Evolución de un nido de búho real en tres meses desde que nació el primer pollo- 5 fotografías


Búho real - Bubo bubo.

Hoy les voy a contar una experiencia que he tenido este año a lo largo de algunos meses en mis muchos paseos por esos senderos de los atractivos campos de Cáceres. Experiencia que no ha sido todo lo satisfactoria, (en cuanto a disfrute visual) que uno hubiera deseado, pero que ha terminado todo lo satisfactoria que se podía esperar, en cuanto a resultados, pero veamos un poco la evolución y algunas imágenes.


Búho en su nido incubando.

Una mañana cualquiera, junto a una vereda que utilizo habitualmente para mis paseos, noto que algo se esconde en el suelo, junto a una retama, movido un poco por la curiosidad me acerco con cuidado y no sin cierto recelo y... ¡¡¡SORPRESA!!! Descubro a esta hembra de búho real, mirándome un poco asustadiza en su nido. Rápidamente me retiro y la dejo tranquila para no molestarla, ya habrá otro día ocasión para ver cual es la situación de este encuentro.


Pasada una semana, vuelvo a pasar por el mismo sitio y me acerco a ver si sigue todo correcto, en el nido no está la madre, pero si veo, sin acercarme demasiado, un pequeño pollo de búho real que se mueve, como no está la madre, aprovecho para sacarle una fotografía (por supuesto sin flash para no dañarle ni asustarle) y marcho enseguida para no alterar sus sueños y evitar que la madre les deje.



A los quince días, de paso por el lugar, aprovecho para sacar otra fotografía rápida con el 200 y alejamiento de la zona, entre otras cosas para evitar ser visto y dejar rastro y huellas en el lugar.
Cuando llego a casa y meto las fotografías en el ordenador, me doy cuenta de que la madre búho no está, pero a los chicos, les ha dejado el desayuno en el nido. ( observen un ratón de campo al fondo del nido)

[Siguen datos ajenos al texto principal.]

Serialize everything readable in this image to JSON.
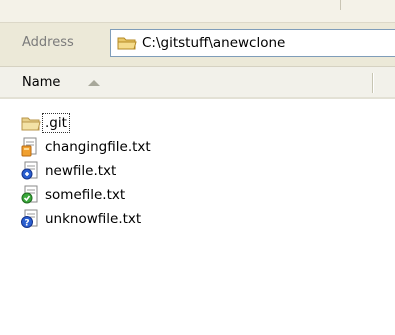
{
  "address": {
    "label": "Address",
    "path": "C:\\gitstuff\\anewclone"
  },
  "columns": {
    "name_label": "Name",
    "sort": "ascending"
  },
  "files": [
    {
      "name": ".git",
      "icon": "folder-icon",
      "focused": true
    },
    {
      "name": "changingfile.txt",
      "icon": "modified-file-icon",
      "overlay_color": "#f0a030"
    },
    {
      "name": "newfile.txt",
      "icon": "added-file-icon",
      "overlay_color": "#2a5fd0"
    },
    {
      "name": "somefile.txt",
      "icon": "normal-file-icon",
      "overlay_color": "#3aa83a"
    },
    {
      "name": "unknowfile.txt",
      "icon": "unversioned-file-icon",
      "overlay_color": "#2a5fd0"
    }
  ]
}
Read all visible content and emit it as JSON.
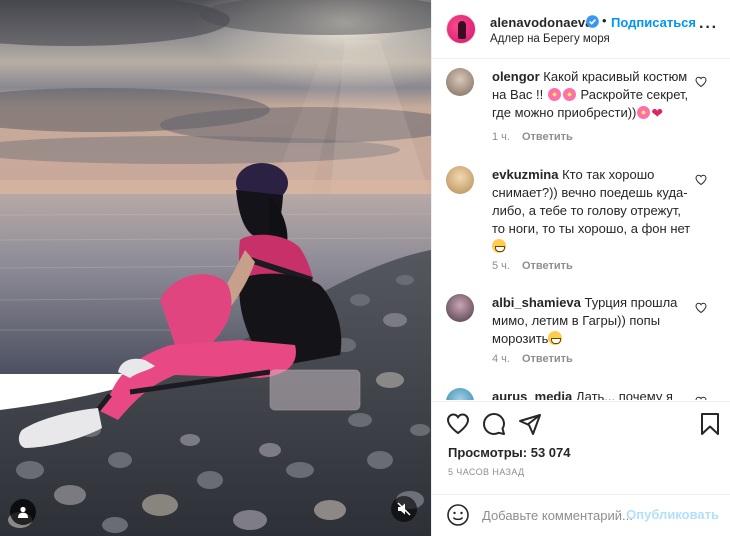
{
  "post": {
    "username": "alenavodonaeva",
    "follow_label": "Подписаться",
    "dot": "•",
    "location": "Адлер на Берегу моря",
    "more_icon": "more-horizontal-icon"
  },
  "comments": [
    {
      "username": "olengor",
      "text": "Какой красивый костюм на Вас !!",
      "text_after": "Раскройте секрет, где можно приобрести))",
      "time": "1 ч.",
      "reply": "Ответить"
    },
    {
      "username": "evkuzmina",
      "text": "Кто так хорошо снимает?)) вечно поедешь куда-либо, а тебе то голову отрежут, то ноги, то ты хорошо, а фон нет",
      "time": "5 ч.",
      "reply": "Ответить"
    },
    {
      "username": "albi_shamieva",
      "text": "Турция прошла мимо, летим в Гагры)) попы морозить",
      "time": "4 ч.",
      "reply": "Ответить"
    },
    {
      "username": "aurus_media",
      "text": "Дать... почему я это"
    }
  ],
  "stats": {
    "views_label": "Просмотры:",
    "views_value": "53 074",
    "time_ago": "5 ЧАСОВ НАЗАД"
  },
  "composer": {
    "placeholder": "Добавьте комментарий...",
    "publish_label": "Опубликовать"
  },
  "colors": {
    "accent": "#0095f6",
    "publish_disabled": "#b2dffc",
    "heart": "#e0245e",
    "verified": "#3897f0"
  }
}
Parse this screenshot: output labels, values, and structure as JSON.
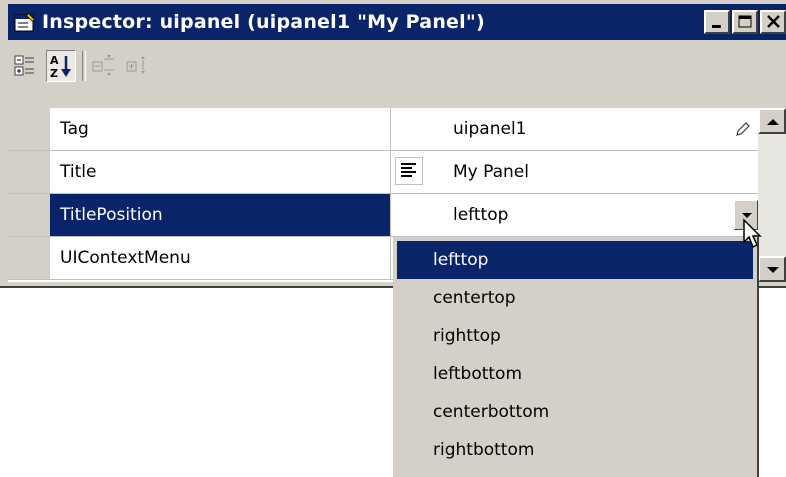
{
  "window": {
    "title": "Inspector:  uipanel (uipanel1 \"My Panel\")",
    "controls": [
      "minimize",
      "maximize",
      "close"
    ]
  },
  "toolbar": {
    "icons": [
      "categorized-view-icon",
      "alphabetical-sort-icon",
      "expand-all-icon",
      "collapse-all-icon"
    ],
    "active": "alphabetical-sort-icon"
  },
  "properties": [
    {
      "name": "Tag",
      "value": "uipanel1",
      "editor": "pencil"
    },
    {
      "name": "Title",
      "value": "My Panel",
      "editor": "text-align"
    },
    {
      "name": "TitlePosition",
      "value": "lefttop",
      "editor": "dropdown",
      "selected": true
    },
    {
      "name": "UIContextMenu",
      "value": "",
      "editor": "none"
    }
  ],
  "dropdown": {
    "options": [
      "lefttop",
      "centertop",
      "righttop",
      "leftbottom",
      "centerbottom",
      "rightbottom"
    ],
    "selected": "lefttop"
  },
  "colors": {
    "titlebar": "#0a246a",
    "selection": "#0a246a",
    "chrome": "#d4d0c8"
  }
}
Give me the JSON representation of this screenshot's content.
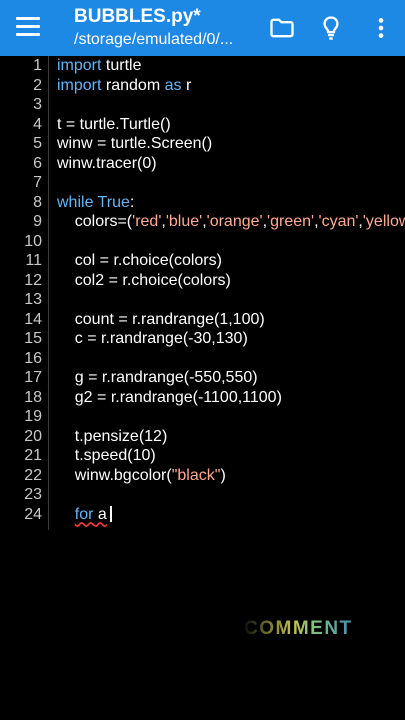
{
  "toolbar": {
    "title": "BUBBLES.py*",
    "path": "/storage/emulated/0/...",
    "icons": [
      "menu-icon",
      "folder-icon",
      "lightbulb-icon",
      "more-vert-icon"
    ]
  },
  "editor": {
    "lines": [
      {
        "n": "1",
        "segs": [
          {
            "t": "import",
            "k": "kw"
          },
          {
            "t": " turtle"
          }
        ]
      },
      {
        "n": "2",
        "segs": [
          {
            "t": "import",
            "k": "kw"
          },
          {
            "t": " random "
          },
          {
            "t": "as",
            "k": "kw"
          },
          {
            "t": " r"
          }
        ]
      },
      {
        "n": "3",
        "segs": []
      },
      {
        "n": "4",
        "segs": [
          {
            "t": "t = turtle.Turtle()"
          }
        ]
      },
      {
        "n": "5",
        "segs": [
          {
            "t": "winw = turtle.Screen()"
          }
        ]
      },
      {
        "n": "6",
        "segs": [
          {
            "t": "winw.tracer(0)"
          }
        ]
      },
      {
        "n": "7",
        "segs": []
      },
      {
        "n": "8",
        "segs": [
          {
            "t": "while True",
            "k": "kw"
          },
          {
            "t": ":"
          }
        ]
      },
      {
        "n": "9",
        "segs": [
          {
            "t": "    colors=("
          },
          {
            "t": "'red'",
            "k": "str"
          },
          {
            "t": ","
          },
          {
            "t": "'blue'",
            "k": "str"
          },
          {
            "t": ","
          },
          {
            "t": "'orange'",
            "k": "str"
          },
          {
            "t": ","
          },
          {
            "t": "'green'",
            "k": "str"
          },
          {
            "t": ","
          },
          {
            "t": "'cyan'",
            "k": "str"
          },
          {
            "t": ","
          },
          {
            "t": "'yellow",
            "k": "str"
          }
        ]
      },
      {
        "n": "10",
        "segs": []
      },
      {
        "n": "11",
        "segs": [
          {
            "t": "    col = r.choice(colors)"
          }
        ]
      },
      {
        "n": "12",
        "segs": [
          {
            "t": "    col2 = r.choice(colors)"
          }
        ]
      },
      {
        "n": "13",
        "segs": []
      },
      {
        "n": "14",
        "segs": [
          {
            "t": "    count = r.randrange(1,100)"
          }
        ]
      },
      {
        "n": "15",
        "segs": [
          {
            "t": "    c = r.randrange(-30,130)"
          }
        ]
      },
      {
        "n": "16",
        "segs": []
      },
      {
        "n": "17",
        "segs": [
          {
            "t": "    g = r.randrange(-550,550)"
          }
        ]
      },
      {
        "n": "18",
        "segs": [
          {
            "t": "    g2 = r.randrange(-1100,1100)"
          }
        ]
      },
      {
        "n": "19",
        "segs": []
      },
      {
        "n": "20",
        "segs": [
          {
            "t": "    t.pensize(12)"
          }
        ]
      },
      {
        "n": "21",
        "segs": [
          {
            "t": "    t.speed(10)"
          }
        ]
      },
      {
        "n": "22",
        "segs": [
          {
            "t": "    winw.bgcolor("
          },
          {
            "t": "\"black\"",
            "k": "str"
          },
          {
            "t": ")"
          }
        ]
      },
      {
        "n": "23",
        "segs": []
      },
      {
        "n": "24",
        "segs": [
          {
            "t": "    "
          },
          {
            "t": "for",
            "k": "kw",
            "sq": true
          },
          {
            "t": " a",
            "sq": true
          },
          {
            "cursor": true
          }
        ]
      }
    ]
  },
  "overlay": {
    "watermark_text": "COMMENT"
  },
  "colors": {
    "toolbar": "#1e88e5",
    "keyword": "#64b5f6",
    "string": "#ffab91",
    "background": "#000000"
  }
}
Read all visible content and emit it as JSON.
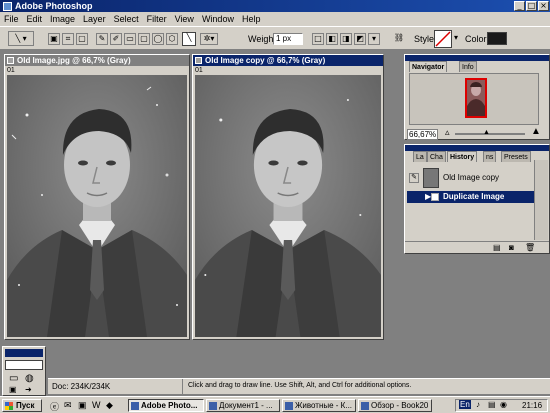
{
  "window": {
    "title": "Adobe Photoshop"
  },
  "menu": [
    "File",
    "Edit",
    "Image",
    "Layer",
    "Select",
    "Filter",
    "View",
    "Window",
    "Help"
  ],
  "options": {
    "weight_label": "Weight:",
    "weight_value": "1 px",
    "style_label": "Style:",
    "color_label": "Color:",
    "color_value": "#1a1a1a"
  },
  "documents": [
    {
      "title": "Old Image.jpg @ 66,7% (Gray)",
      "ruler": "01",
      "active": false
    },
    {
      "title": "Old Image copy @ 66,7% (Gray)",
      "ruler": "01",
      "active": true
    }
  ],
  "navigator": {
    "tabs": [
      "Navigator",
      "Info"
    ],
    "zoom": "66,67%"
  },
  "history": {
    "tabs": [
      "La",
      "Cha",
      "History",
      "ns",
      "Presets"
    ],
    "items": [
      {
        "label": "Old Image copy",
        "selected": false
      },
      {
        "label": "Duplicate Image",
        "selected": true
      }
    ]
  },
  "status": {
    "doc": "Doc: 234K/234K",
    "hint": "Click and drag to draw line. Use Shift, Alt, and Ctrl for additional options."
  },
  "taskbar": {
    "start": "Пуск",
    "tasks": [
      {
        "label": "Adobe Photo...",
        "active": true
      },
      {
        "label": "Документ1 - ...",
        "active": false
      },
      {
        "label": "Животные - К...",
        "active": false
      },
      {
        "label": "Обзор - Book20",
        "active": false
      }
    ],
    "lang": "En",
    "clock": "21:16"
  }
}
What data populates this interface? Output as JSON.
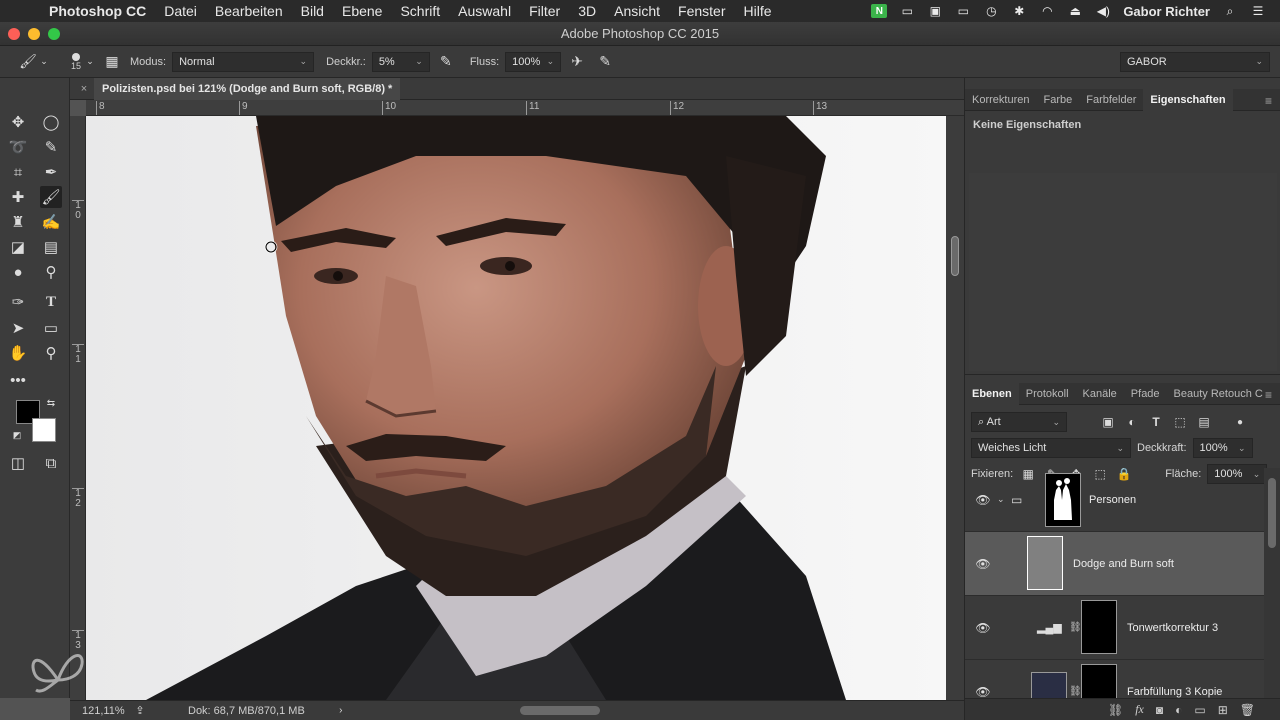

Ha pasado casi un mes y vuelvo al lugar del nido del búho.
Paso despacio, cámara en mano, y veo que están solos los pollos de búho, Repetimos la misma acción, foto rápida y alejamiento para no molestar ni dejar huellas.
En la próxima visita, aproximadamente a los dos meses, no están en el nido, y en principio pienso que han sido cena de algún depredador, con lo cual y en principio, me llevo una gran desilusión, pero se pasa pronto, pues veo a la madre que sale de unas matas y me acerco hasta el lugar, llevándome la grata sorpresa de que al menos uno de ellos vive y está, según se ve, muy bien alimentado. 
Decido no sacarle fotografía, pues para ello habría de utilizar el flash y podría dañar su agudeza visual.
Aunque sin foto final de búho joven ya bien cubierto, me quedé con la satisfacción de tener reportaje de tan maravilloso y entrañable acontecimiento y la grandeza de haber sido testigo del nacimiento, crecimiento y sobre todo, de saber que viven y podemos contar con al menos una más de estas maravillosas aves de hábitos nocturnos. 
El no publicarlo antes, ha sido debido a salvaguardar la posible ubicación del nido. No publicando, no corría riesgos de visitas molestas al sitio. Hoy están ya fuera y posiblemente a kilómetros del lugar de su nacimiento, de lo cual me alegro y puedo compartir con todos mis seguidores y lectores.